In the February issue of EBO™, Jacqueline Cabán and Charles Lynch—program coordinators at Smilow Cancer Hospital at Yale-New Haven—provided an overview of patient assistance programs, including their innovative hospital-based explanation of benefits form, which can eliminate patient responsibilities and help expedite the turnaround times for payment processing with copay assistance.
4. Policy changes to reduce patient cost sharing for cancer patients. Cost sharing, especially for expensive oncology medications, represents a significant barrier to patient access to treatment. With rising drug costs, the cost-sharing burden has witnessed a change—employers and health plans have increasingly been shifting the burden to patients. In their article describing this trend, representatives of The Leukemia & Lymphoma Society (LLS) describe the steep rise in premiums and out-of-pocket (OOP) costs faced by patients. They specifically describe tactics such as placing Medicare Part D drugs in “specialty tiers” as an access barrier. LLS urges healthcare policymakers to seriously consider solutions such as an upper limit on OOP costs for prescription medications. Additionally, the policy wing of LLS is independently working with patients to understand their cost concerns and to resolve the issue.
3. Immune-based treatments in value-based healthcare. Harnessing the immune system to boost the body’s response to cancer has revolutionized cancer care. Inhibitors of programmed death-1 (nivolumab) and programmed death ligand-1 (pembrolizumab), and treatments such as chimeric antigen receptor T-cells, are extremely promising. However, according to Bruce Feinberg, DO, “cost weighs heavily on the value assessment” of immunotherapies, since the single agents themselves regularly cost more than a $100,000. Further, in the absence of standardized diagnostic tests that can identify individuals who will definitely respond to these treatments, how does one select patients to receive immunotherapy? In his review of these agents at the beginning of 2016, Feinberg states that while stakeholders have rapidly adopted these treatments, some unanswered questions remain, including how long should patients be treated with these agents and the global impact of immunotherapy on the cost of cancer care.
2. A dive into quality reporting requirements for OCM. OCM, developed and launched by CMS, is a multi-payer model where physician practices enter into payment arrangements that include financial and performance accountability for episodes of care surrounding chemotherapy administration to cancer patients. For practices that have been preparing for the transition from fee-for-service to value-based care, OCM participation would not be a big challenge. However, for others, significant process changes would be necessary.
Two experts in the field, Kim Charland, BA, RHIT, CCS, and Robin Zweifel, BS, MT (ASCP), wrote an informative article that takes an in-depth look into the provisions of OCM, and also guides oncology practices on changes that might be necessary in the clinic to meet the quality and performance measures for OCM participation.
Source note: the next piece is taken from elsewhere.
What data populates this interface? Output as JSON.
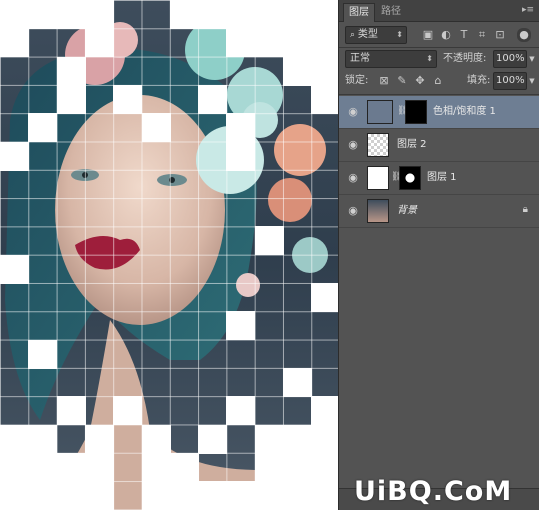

1. A review of the opportunities and challenges with immuno-oncology. Immune-based treatments have been used for a variety of indications, including oncology. The most popular article in EBO™ in 2016 was one that provided greater insight into the science and history of immune-based treatments. In his review of this treatment modality, Michael V. Seiden, MD, PhD, states that even though these agents are effective in a fraction of patients, those who respond to treatment show a very durable response. Although challenges, including the management of toxicity and reimbursement concerns, remain, the interest in this field is real. “The further development and marketing of these agents could escalate the discussion on care equity in a time of constrained resources,” Seiden writes.